The only difference is you can kill more humans for a given span of time. The end result is the same: Cities are leveled, people are killed. Is it more comforting to have been killed by a conventional bomb than a nuke? I certainly don't think so. So practically speaking, there is no difference.

>Do you believe MAD can exist without nuclear bombs?

Yes. I think you're all vastly underestimating just how much destructive power conventionals can deliver already. You will need more ordnance on standby, but you absolutely can suffer from MAD without nukes.


Do you believe any country has enough conventional ordinance to end human life on the entire planet? You must know more about this than me, I've never heard of something like this.


Any of the major military superpowers have more than enough conventional boomsticks to end all human life. It might take slightly longer than if nukes were used, but that's hardly comforting.


(For confused readers: no, they don't. Not even the nuclear stockpiles would be enough to cause human extinction, even if they were turned deliberately to that end.)


I absolutely believe that if there was a project where every nuclear weapon was systematically used for the purpose of making humans extinct, it would be successful.

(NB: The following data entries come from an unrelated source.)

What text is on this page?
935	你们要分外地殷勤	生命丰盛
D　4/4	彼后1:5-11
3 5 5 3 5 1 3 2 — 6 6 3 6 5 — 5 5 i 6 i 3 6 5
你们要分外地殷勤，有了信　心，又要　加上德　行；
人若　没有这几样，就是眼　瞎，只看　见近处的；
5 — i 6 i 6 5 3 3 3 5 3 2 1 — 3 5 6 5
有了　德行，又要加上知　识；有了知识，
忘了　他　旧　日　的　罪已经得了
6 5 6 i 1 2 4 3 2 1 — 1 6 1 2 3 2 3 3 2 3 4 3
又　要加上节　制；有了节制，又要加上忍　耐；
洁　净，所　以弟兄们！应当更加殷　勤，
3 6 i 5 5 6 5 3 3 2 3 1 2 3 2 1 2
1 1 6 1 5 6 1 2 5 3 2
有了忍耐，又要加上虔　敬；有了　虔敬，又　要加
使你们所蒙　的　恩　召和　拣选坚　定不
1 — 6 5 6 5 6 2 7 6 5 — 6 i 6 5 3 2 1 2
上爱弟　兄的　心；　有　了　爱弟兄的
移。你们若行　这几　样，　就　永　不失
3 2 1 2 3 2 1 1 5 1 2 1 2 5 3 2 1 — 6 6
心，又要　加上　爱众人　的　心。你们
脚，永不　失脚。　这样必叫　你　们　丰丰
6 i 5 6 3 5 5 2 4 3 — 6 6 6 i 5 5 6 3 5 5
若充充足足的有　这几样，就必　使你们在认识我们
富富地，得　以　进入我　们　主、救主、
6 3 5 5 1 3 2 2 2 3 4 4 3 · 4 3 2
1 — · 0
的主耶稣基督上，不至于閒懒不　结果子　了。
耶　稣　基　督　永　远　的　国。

https://en.wikipedia.org/wiki/Cobalt_bomb

>After one half-life of 5.27 years, only half of the cobalt-60 will have decayed, and the dose rate in the affected area would be 5 Sv/hour. At this dose rate, a person exposed to the radiation would receive a lethal dose in 1 hour.

>After 10 half-lives (about 53 years), the dose rate would have decayed to around 10 mSv/hour. At this point, a healthy person could spend up to 4 days exposed to the fallout with no immediate effects.

People can't stay in bunkers for 20 years at a time, just to emerge into a radiated hellscape.


> People die when they are killed.

Yes, indeed, which is why we should avoid creating something that will kill everyone...

...so I guess I'm glad to hear there's no difference in the amount of damage that can be inflicted by a baby, and by Vladimir Putin, and superintelligent AI really can't be any worse than either.